This guideline replaces the previous British Committee for Standards in Haematology guideline published in 2011 on laboratory diagnosis of heritable disorders of platelet function.1 The remit has been expanded to include clinical diagnosis and heritable thrombocytopenia under the overarching term heritable platelet disorder (HPD). Acquired disorders such as immune thrombocytopenia and drug-induced platelet dysfunction are not covered.
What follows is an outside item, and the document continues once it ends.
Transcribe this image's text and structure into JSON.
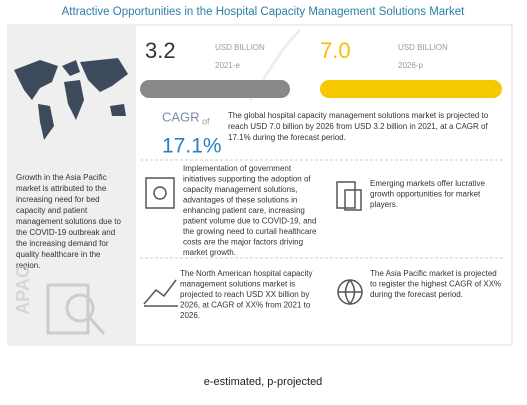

Since the previous guideline there have been significant advances in the clinical assessment of HPD. For example, bleeding assessment tools (BATs) have been developed to standardise clinical evaluation and provide a quantitative analysis of bleeding symptoms.2 A major laboratory advance has been in the use of high-throughput sequencing (HTS) which is now available in routine clinical practice in the UK. As a result there has been a large increase in distinct HPD with a better understanding of their underlying molecular basis and clinical effects.3 Previously there were five categories of HPD captured in the National Haemophilia Database (NHD) of which three were distinct disorders: Glanzmann thrombasthenia, Bernard–Soulier syndrome and platelet-type pseudo-von Willebrand disease. These have now been replaced by the single HPD overarching category with several sub-categories covering nearly 50 distinct disorders (http://www.ukhcdo.org/nhd/). While these are individually rare disorders, collectively HPD comprise 10% of registered cases in the NHD, the fourth most common group of disorders after von Willebrand disease, haemophilia A and factor XI deficiency.4
The International Society on Thrombosis and Haemostasis (ISTH) has produced guidance on the order in which laboratory assays may be used to investigate platelet function disorders5 and consenting of patients for genomic testing.6 There are also North American guidelines for laboratories on light transmission aggregometry.7 However, there remains a need for guidance for clinicians and scientists involved in the diagnosis of these disorders that is up to date and specific to UK practice.
Declaration of Interests
The BSH paid the expenses incurred during the writing of this guidance. None of the authors had conflicts of interest to declare. All authors have made a declaration of interests to the BSH and Task Force Chairs which may be viewed on request.